"Luisa" haut bei Anmache in Erlangen auf den Tisch

24.1.2019, 06:15 Uhr

© Foto: H.-J. Winckler

"Luisa 3.0". So lautet der Arbeitstitel des Projekts in Erlangen momentan. Bei sechs Clubs war Nora Gabert inzwischen schon und hat dort die neue "Luisa" vorgestellt. Die Sozialarbeiterin, die seit einem Jahr beim Frauennotruf in Erlangen zuständig ist für Prävention und Öffentlichkeitsarbeit, hat gemeinsam mit dem Jugendpräventionsbeauftragten der Polizei den Clubbesitzern die neue Ausrichtung des Projekts erläutert. Und sie hatte die neuen Aufkleber dabei, die in den Clubs künftig darauf hinweisen werden, dass sie sich an der Aktion beteiligen.

Die vier Aufkleber, gestaltet von der Nürnberger Künstlerin Elisabeth Thoma, sind echte Hingucker.

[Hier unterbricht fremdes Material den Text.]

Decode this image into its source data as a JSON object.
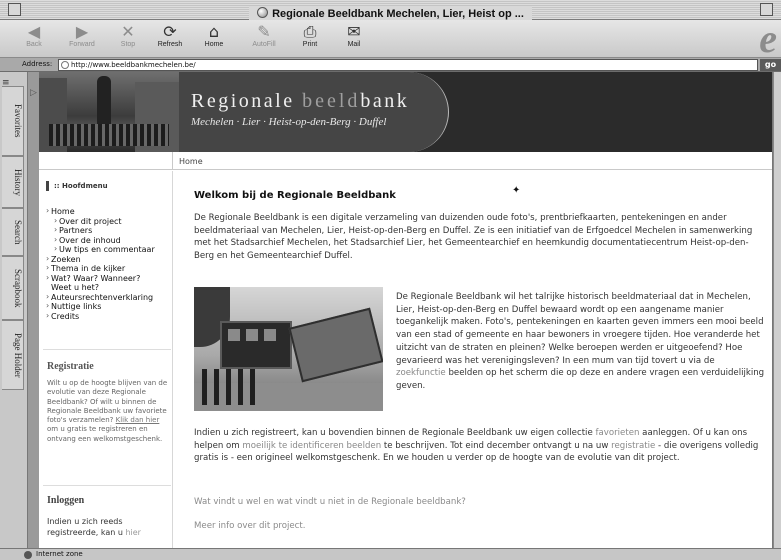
{
  "window": {
    "title": "Regionale Beeldbank Mechelen, Lier, Heist op ..."
  },
  "toolbar": {
    "back": "Back",
    "forward": "Forward",
    "stop": "Stop",
    "refresh": "Refresh",
    "home": "Home",
    "autofill": "AutoFill",
    "print": "Print",
    "mail": "Mail"
  },
  "address": {
    "label": "Address:",
    "url": "http://www.beeldbankmechelen.be/",
    "go": "go"
  },
  "sidetabs": [
    "Favorites",
    "History",
    "Search",
    "Scrapbook",
    "Page Holder"
  ],
  "banner": {
    "title_regionale": "Regionale",
    "title_beeld": "beeld",
    "title_bank": "bank",
    "subtitle": "Mechelen · Lier · Heist-op-den-Berg · Duffel"
  },
  "breadcrumb": "Home",
  "nav": {
    "heading": ":: Hoofdmenu",
    "items": [
      {
        "label": "Home",
        "level": 0
      },
      {
        "label": "Over dit project",
        "level": 1
      },
      {
        "label": "Partners",
        "level": 1
      },
      {
        "label": "Over de inhoud",
        "level": 1
      },
      {
        "label": "Uw tips en commentaar",
        "level": 1
      },
      {
        "label": "Zoeken",
        "level": 0
      },
      {
        "label": "Thema in de kijker",
        "level": 0
      },
      {
        "label": "Wat? Waar? Wanneer?",
        "level": 0
      },
      {
        "label": "Weet u het?",
        "level": 0
      },
      {
        "label": "Auteursrechtenverklaring",
        "level": 0
      },
      {
        "label": "Nuttige links",
        "level": 0
      },
      {
        "label": "Credits",
        "level": 0
      }
    ]
  },
  "registratie": {
    "title": "Registratie",
    "text_before": "Wilt u op de hoogte blijven van de evolutie van deze Regionale Beeldbank? Of wilt u binnen de Regionale Beeldbank uw favoriete foto's verzamelen?",
    "link": "Klik dan hier",
    "text_after": "om u gratis te registreren en ontvang een welkomstgeschenk."
  },
  "inloggen": {
    "title": "Inloggen",
    "text": "Indien u zich reeds registreerde, kan u",
    "link": "hier"
  },
  "main": {
    "heading": "Welkom bij de Regionale Beeldbank",
    "p1": "De Regionale Beeldbank is een digitale verzameling van duizenden oude foto's, prentbriefkaarten, pentekeningen en ander beeldmateriaal van Mechelen, Lier, Heist-op-den-Berg en Duffel. Ze is een initiatief van de Erfgoedcel Mechelen in samenwerking met het Stadsarchief Mechelen, het Stadsarchief Lier, het Gemeentearchief en heemkundig documentatiecentrum Heist-op-den-Berg en het Gemeentearchief Duffel.",
    "p2_before": "De Regionale Beeldbank wil het talrijke historisch beeldmateriaal dat in Mechelen, Lier, Heist-op-den-Berg en Duffel bewaard wordt op een aangename manier toegankelijk maken. Foto's, pentekeningen en kaarten geven immers een mooi beeld van een stad of gemeente en haar bewoners in vroegere tijden. Hoe veranderde het uitzicht van de straten en pleinen? Welke beroepen werden er uitgeoefend? Hoe gevarieerd was het verenigingsleven? In een mum van tijd tovert u via de",
    "p2_link": "zoekfunctie",
    "p2_after": "beelden op het scherm die op deze en andere vragen een verduidelijking geven.",
    "p3_a": "Indien u zich registreert, kan u bovendien binnen de Regionale Beeldbank uw eigen collectie",
    "p3_link1": "favorieten",
    "p3_b": "aanleggen. Of u kan ons helpen om",
    "p3_link2": "moeilijk te identificeren beelden",
    "p3_c": "te beschrijven. Tot eind december ontvangt u na uw",
    "p3_link3": "registratie",
    "p3_d": "- die overigens volledig gratis is - een origineel welkomstgeschenk. En we houden u verder op de hoogte van de evolutie van dit project.",
    "q1": "Wat vindt u wel en wat vindt u niet in de Regionale beeldbank?",
    "q2": "Meer info over dit project."
  },
  "status": {
    "text": "Internet zone"
  }
}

Drei Frauengesichter zeigen sie und einen Mann. "Mach Sexismus sichtbar!", steht auf den drei Frauen-Stickern. "Wenn dich hier jemand belästigt, sag an der Bar Bescheid." Das war von Anfang an die Botschaft der Kampagne: Wenn Frauen sich nicht wohl fühlen, können sie zum Thekenpersonal gehen und sich helfen lassen.

Wie schon die alten Aufkleber — die einen erklärenden Text ohne Bild zeigten — hängen diese Sticker in den Frauentoiletten. "Jetzt sollen zusätzlich auch in die Männerklos Aufkleber", sagt Nora Gabert. "Sexismus will hier niemand", steht auf dem vierten Sticker, auf dem ein Mann zu sehen ist. "Übergriffe gehen meist von Männern aus. Augen auf! Wir sind alle verantwortlich!".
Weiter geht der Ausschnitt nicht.